Chol Homa Roshay is a rendition of the folk song which is sacred to the part of Kashmir and their heritage. The song was brought to life by Kashmiri singer Ali Saifuddin whose vocals were sent to French music composers -Loik Dury and Christophe ‘Disco’ Minck to create the new version.
“The song has been recorded in a female version as well by the London based Perkins sisters,” said the report.
The report said that No Fathers in Kashmir stars director Ashvin along with Soni Razdan, Anshuman Jha and Kulbushan Kharbanda. The film revolves around two teenagers (Zara and Shivam), who are on a dangerous journey to find their missing fathers. They reach a treacherous area near the Indo-Pak border and are arrested. Noor is released since she is British and then decides to help Majid get his freedom.
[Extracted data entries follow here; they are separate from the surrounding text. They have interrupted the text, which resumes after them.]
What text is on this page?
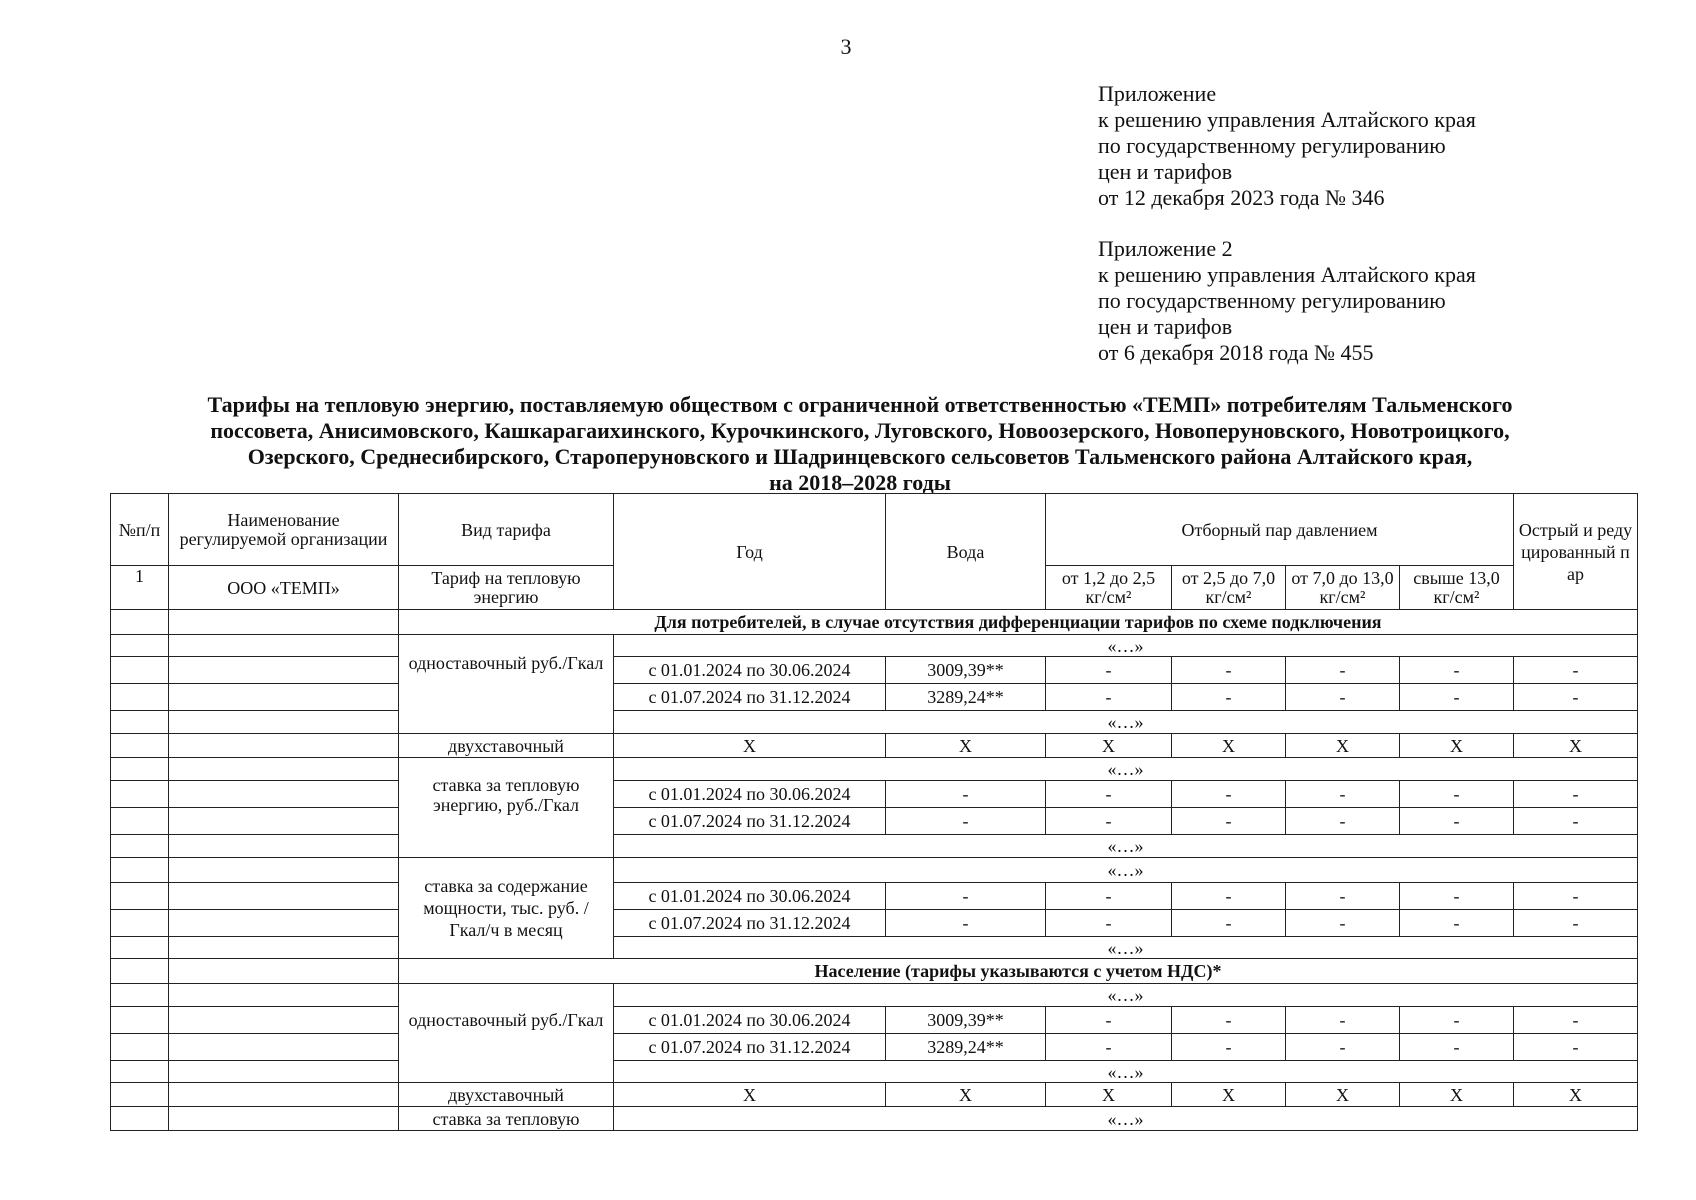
3
Приложение
к решению управления Алтайского края
по государственному регулированию
цен и тарифов
от 12 декабря 2023 года № 346
Приложение 2
к решению управления Алтайского края
по государственному регулированию
цен и тарифов
от 6 декабря 2018 года № 455
Тарифы на тепловую энергию, поставляемую обществом с ограниченной ответственностью «ТЕМП» потребителям Тальменского
поссовета, Анисимовского, Кашкарагаихинского, Курочкинского, Луговского, Новоозерского, Новоперуновского, Новотроицкого,
Озерского, Среднесибирского, Староперуновского и Шадринцевского сельсоветов Тальменского района Алтайского края,
на 2018–2028 годы
№п/п	Наименование регулируемой организации	Вид тарифа	Год	Вода	Отборный пар давлением				Острый и редуцированный пар
1	ООО «ТЕМП»	Тариф на тепловую энергию			от 1,2 до 2,5 кг/см²	от 2,5 до 7,0 кг/см²	от 7,0 до 13,0 кг/см²	свыше 13,0 кг/см²	
		Для потребителей, в случае отсутствия дифференциации тарифов по схеме подключения							
		одноставочный руб./Гкал	«…»						
			с 01.01.2024 по 30.06.2024	3009,39**	-	-	-	-	-
			с 01.07.2024 по 31.12.2024	3289,24**	-	-	-	-	-
			«…»						
		двухставочный	X	X	X	X	X	X	X
		ставка за тепловую энергию, руб./Гкал	«…»						
			с 01.01.2024 по 30.06.2024	-	-	-	-	-	-
			с 01.07.2024 по 31.12.2024	-	-	-	-	-	-
			«…»						
		ставка за содержание мощности, тыс. руб. /Гкал/ч в месяц	«…»						
			с 01.01.2024 по 30.06.2024	-	-	-	-	-	-
			с 01.07.2024 по 31.12.2024	-	-	-	-	-	-
			«…»						
		Население (тарифы указываются с учетом НДС)*							
		одноставочный руб./Гкал	«…»						
			с 01.01.2024 по 30.06.2024	3009,39**	-	-	-	-	-
			с 01.07.2024 по 31.12.2024	3289,24**	-	-	-	-	-
			«…»						
		двухставочный	X	X	X	X	X	X	X
		ставка за тепловую	«…»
The newspaper quoted Soni’s husband and filmmaker Mahesh Bhatt as having said at the film’s trailer launch, “A staggering, heart-wrenching film. Ashvin has the guts to embrace all that darkness and then having done that bring us so much light. In these dark times of hate, here’s a love story from the blood-soaked valley of Kashmir, which has the audacity to hope.”
According to a report talking about the film, Soni had said, “When I read this script, I found it very interesting because here was a film that showed the reality. There have been many films on Kashmir but this one isn’t peppered by drama, love stories and other things. It’s what truly is representative of how the situation is in the valley. And that’s what drew me to the film”.